Teaching these nuances doesn’t only apply to children. It applies to anyone who asks for our advice – whether old or young, inside the truth or outside of the truth. We are all faced with opportunities to teach God’s word. And if we step up to the plate at those opportunities, we can either impart the written code, or we can impart the spirit that gives life. We can either tear down or we can build up those who need help.


Unfortunately it’s much easier to teach the “taste not touch not” perspective of the lessons of Christ. While this approach is certainly appropriate on some occasions, it does not always have a positive effect. What I mean is, most of us know the commands of God. From time to time we find ourselves sinning by breaking those commands. During those times simply being told how wrong something is doesn’t provide any necessary help required. First, it’s something we already know. Second, it only adds to the burden of guilt we’re already carrying.

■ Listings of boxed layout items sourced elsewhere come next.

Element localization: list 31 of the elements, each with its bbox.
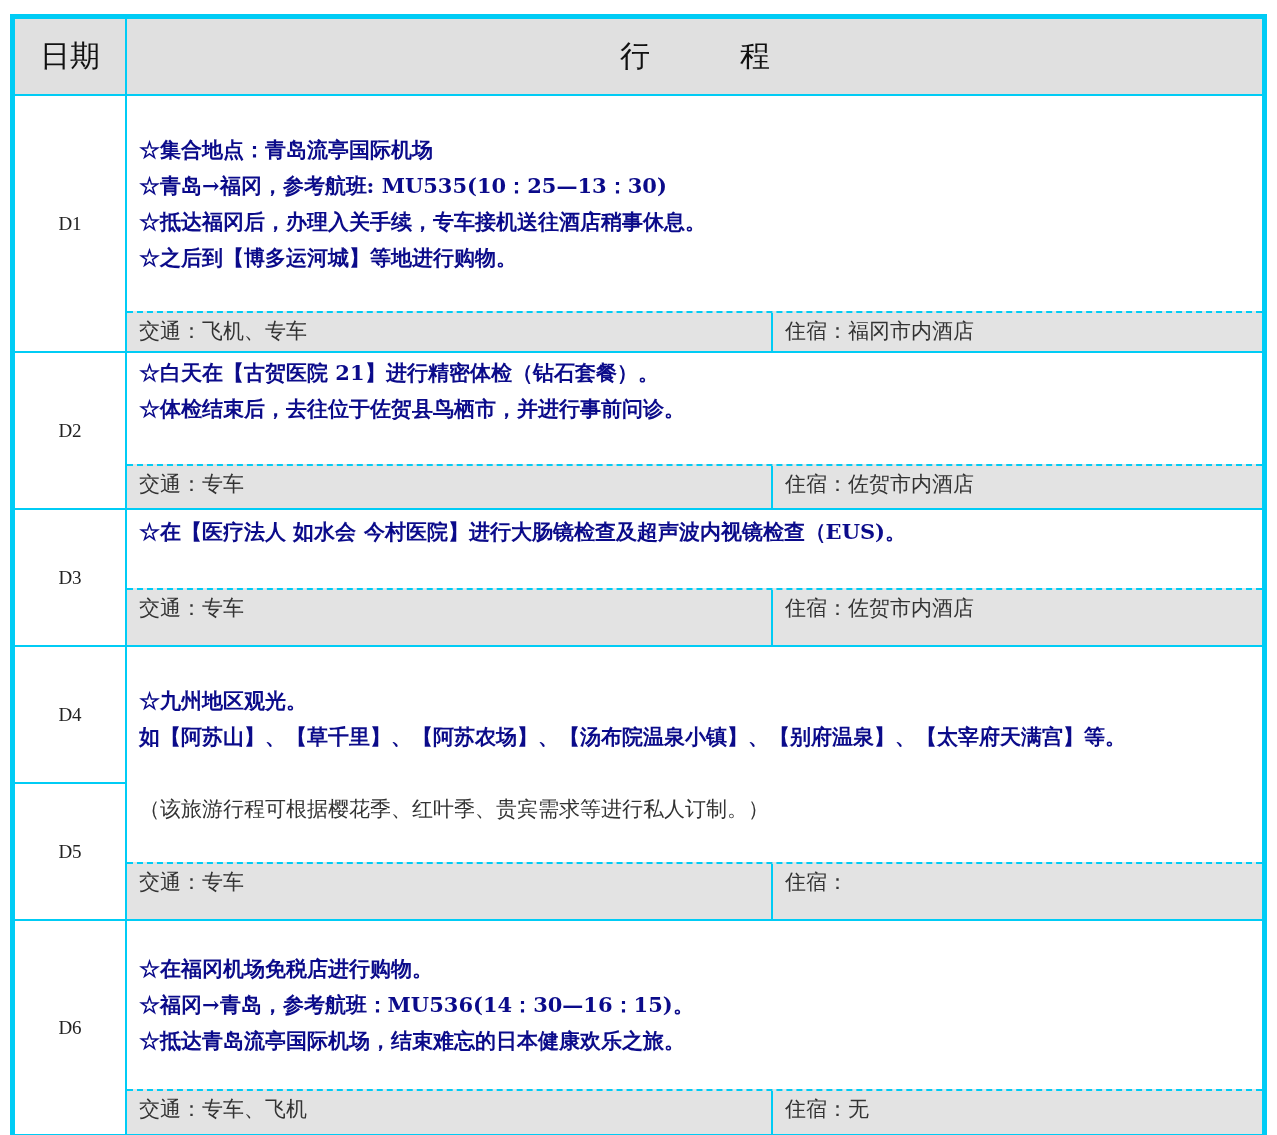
lodging-cell-text: 住宿：佐贺市内酒店 [784,471,975,498]
column-header: 日期 [15,19,127,94]
itinerary-line: ☆白天在【古贺医院 21】进行精密体检（钻石套餐）。 [139,359,660,387]
date-cell-text: D3 [57,565,83,590]
itinerary-line: ☆福冈→青岛，参考航班：MU536(14：30—16：15)。 [139,991,695,1019]
transport-cell: 交通：飞机、专车 [127,313,773,351]
itinerary-line: ☆体检结束后，去往位于佐贺县鸟栖市，并进行事前问诊。 [139,395,686,423]
note-text: （该旅游行程可根据樱花季、红叶季、贵宾需求等进行私人订制。） [139,795,770,823]
itinerary-line: ☆青岛→福冈，参考航班: MU535(10：25—13：30) [139,171,668,200]
itinerary-line: ☆之后到【博多运河城】等地进行购物。 [139,243,518,272]
transport-cell: 交通：专车 [127,590,773,645]
itinerary-line: ☆在【医疗法人 如水会 今村医院】进行大肠镜检查及超声波内视镜检查（EUS)。 [139,518,908,546]
lodging-cell-text: 住宿：无 [784,1096,870,1123]
itinerary-line: ☆抵达青岛流亭国际机场，结束难忘的日本健康欢乐之旅。 [139,1027,686,1055]
transport-cell: 交通：专车 [127,864,773,919]
date-cell: D5 [15,782,125,919]
lodging-cell-text: 住宿：佐贺市内酒店 [784,595,975,622]
itinerary-line: ☆九州地区观光。 [139,686,308,715]
date-cell-text: D4 [57,702,83,727]
itinerary-line: ☆在福冈机场免税店进行购物。 [139,955,434,983]
date-cell-text: D1 [57,211,83,236]
itinerary-line: 如【阿苏山】、【草千里】、【阿苏农场】、【汤布院温泉小镇】、【别府温泉】、【太宰府天满宫】等。 [139,722,1127,751]
date-cell-text: D2 [57,418,83,443]
itinerary-line: ☆集合地点：青岛流亭国际机场 [139,135,434,164]
itinerary-line: ☆抵达福冈后，办理入关手续，专车接机送往酒店稍事休息。 [139,207,707,236]
lodging-cell-text: 住宿：福冈市内酒店 [784,318,975,345]
column-header: 行 程 [127,19,1262,94]
transport-cell: 交通：专车、飞机 [127,1091,773,1134]
date-cell-text: D6 [57,1015,83,1040]
lodging-cell-text: 住宿： [784,869,849,896]
transport-cell: 交通：专车 [127,466,773,508]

That seems to be the role of the foolish woman of Proverbs 14. She tears down the person who is sinning instead of building them up through the spirit. What is needed during those situations is the patience and kindness of Godly love that will lead that person to repentance. As Paul wrote in Galatians 6 verse 1:


Galatians 6:1

1        Brothers, if someone is caught in a sin, you who are spiritual should restore him gently. (NIV)


In saying this, Paul seems to emphasize the importance of the role of the wise woman – she is able to restore the one caught in sin. She doesn’t tear down the offending person. She builds them up gently in the love of God. And not only does she build up the one who sinned, she also builds up others, teaching them to administer the grace and mercy of God through the spirit that gives life.

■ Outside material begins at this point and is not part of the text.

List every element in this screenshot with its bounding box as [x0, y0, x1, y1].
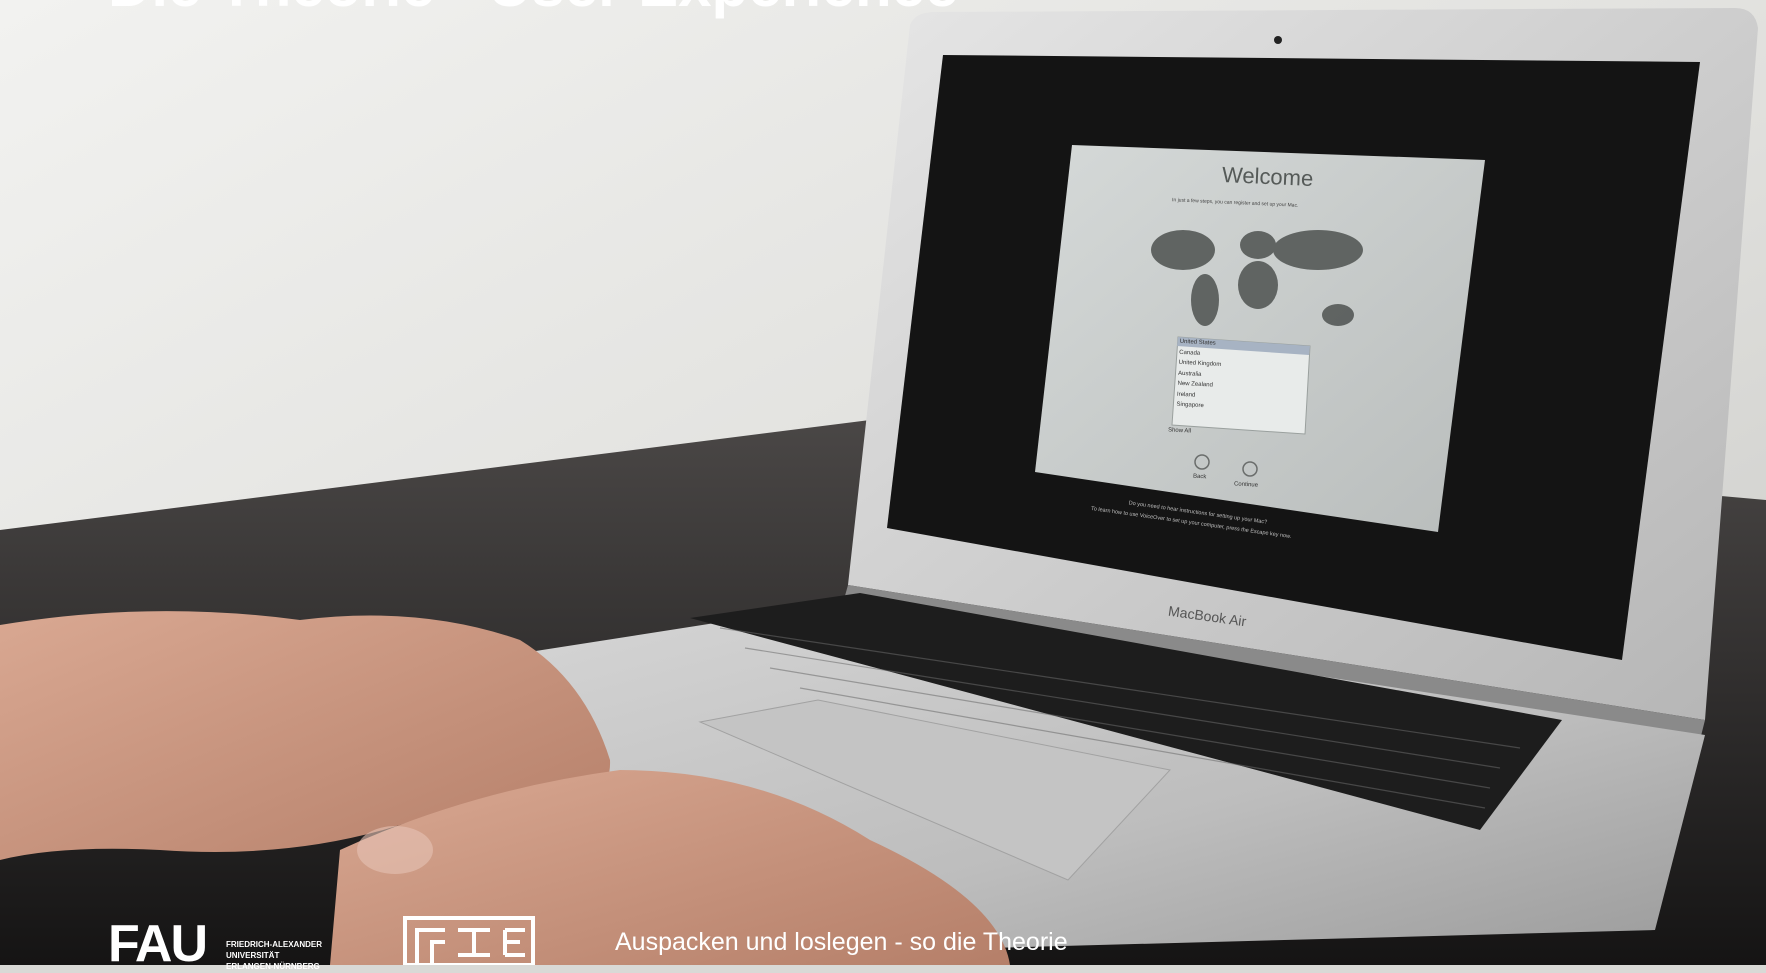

Without a doubt the letter of the law has its place. It tells us what sin is and is a schoolmaster unto Christ; it is the blade that prepares the soil. It plows under the weeds, uncovers the stony places and furrows the earth that it might receive the seed of the gospel.


However, no amount of plowing will ever produce a crop. No matter how much effort the farmer puts into his field, it will never produce fruit until the seed has been: planted, watered and received the required nourishment. Only then will the harvest be realized.

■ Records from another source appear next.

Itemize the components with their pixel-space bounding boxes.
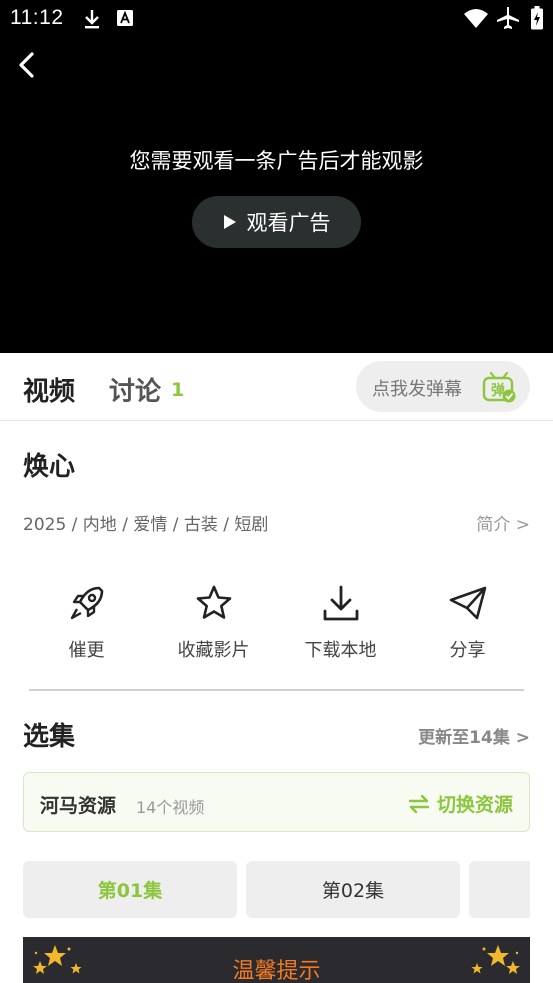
action-bar: 催更 收藏影片 下载本地 分享 [23, 580, 530, 670]
play-icon [223, 214, 237, 230]
video-title: 焕心 [23, 452, 76, 482]
ad-required-message: 您需要观看一条广告后才能观影 [129, 149, 424, 173]
favorite-button[interactable]: 收藏影片 [150, 580, 277, 662]
back-button[interactable] [12, 48, 44, 82]
tab-video[interactable]: 视频 [23, 371, 75, 408]
tab-discussion[interactable]: 讨论 [109, 371, 161, 408]
download-button[interactable]: 下载本地 [277, 580, 404, 662]
watch-ad-button[interactable]: 观看广告 [192, 196, 361, 248]
stars-right-icon [468, 943, 522, 983]
favorite-label: 收藏影片 [177, 640, 250, 661]
watch-ad-label: 观看广告 [246, 211, 331, 235]
episode-item-03[interactable] [469, 861, 530, 918]
rocket-icon [23, 580, 150, 626]
episodes-update-link[interactable]: 更新至14集 > [418, 723, 530, 748]
source-panel: 河马资源 14个视频 切换资源 [23, 772, 530, 832]
download-label: 下载本地 [304, 640, 377, 661]
source-name: 河马资源 [40, 795, 117, 817]
send-danmaku-label: 点我发弹幕 [372, 379, 462, 400]
video-player[interactable]: 11:12 您需要观看一条广告后才能观影 观看广告 [0, 0, 553, 353]
urge-update-label: 催更 [68, 640, 105, 661]
send-danmaku-button[interactable]: 点我发弹幕 弹 [356, 361, 530, 412]
switch-source-button[interactable]: 切换资源 [408, 790, 513, 817]
font-status-icon [116, 8, 134, 32]
discussion-count-badge: 1 [171, 379, 185, 401]
wifi-icon [463, 7, 489, 33]
switch-source-label: 切换资源 [436, 794, 513, 816]
episode-item-01[interactable]: 第01集 [23, 861, 237, 918]
share-button[interactable]: 分享 [404, 580, 531, 662]
star-icon [150, 580, 277, 626]
share-icon [404, 580, 531, 626]
episodes-section-title: 选集 [23, 722, 76, 752]
switch-arrows-icon [408, 794, 429, 813]
status-time: 11:12 [10, 6, 64, 29]
section-divider [29, 689, 524, 691]
content-tabs: 视频 讨论 1 点我发弹幕 弹 [0, 353, 553, 421]
download-icon [277, 580, 404, 626]
video-meta: 2025 / 内地 / 爱情 / 古装 / 短剧 [23, 515, 269, 535]
urge-update-button[interactable]: 催更 [23, 580, 150, 662]
tip-title: 温馨提示 [232, 959, 321, 983]
danmaku-icon: 弹 [482, 371, 516, 407]
download-status-icon [82, 8, 102, 34]
status-bar: 11:12 [0, 0, 553, 38]
share-label: 分享 [449, 640, 486, 661]
episode-item-02[interactable]: 第02集 [246, 861, 460, 918]
airplane-mode-icon [496, 6, 520, 34]
source-video-count: 14个视频 [136, 798, 205, 817]
battery-charging-icon [530, 6, 544, 34]
intro-link[interactable]: 简介 > [476, 510, 530, 535]
tip-banner: 温馨提示 [23, 937, 530, 983]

There is still weeding that needs to be done, but we need only weed those areas that need weeding, taking care not to plow under the tender buds that have sprouted.


That is the difference between the wise and foolish women. The foolish woman plucks up the seed as she weeds the field, but the wise woman has patience and kindness towards her produce. She nurtures the seed as it matures, waiting until the time comes for it to be gathered into the storehouse.


If we desire to be the wise woman and help build up the ecclesia, our task is to grow in our knowledge of the spirit that gives life and learn to administer it properly. That’s not an impossible task, it just requires our effort on our part and our looking to the master for his guidance. And we can have confidence that if we labor in the fields, God will give the increase.


Our Lord Jesus Christ was always building up the ecclesia. He always showed tender care for those who sought the truth. He didn’t tie heavy loads on men’s shoulders and not lift a finger to help. On the contrary, those who sought after Christ found the help they needed. He constantly sought to expand the understanding of those he taught, even those who sought to kill him. He forgave the sins of those who transgressed. He comforted those who forsook him. He strengthened those who would be in his service. And to this very day he is doing the work of his Father.


These are blessings we have each received, brothers and sister, and through them we have been built up into the temple of the living God. Truly we have benefited from the fruits of Christ’s labor. And not only that, but the blessings we have received are things we can impart to each other. Things that will help build up the ecclesia and manifest the glory of God. We have been tremendous blessed through the grace and mercy of God, and with this bread and wine we remember how those blessings have come to us. As we reflect on the life of Christ and how he has built us up, let us also consider how as the bride of Christ, we can be the wise woman who helps build his house.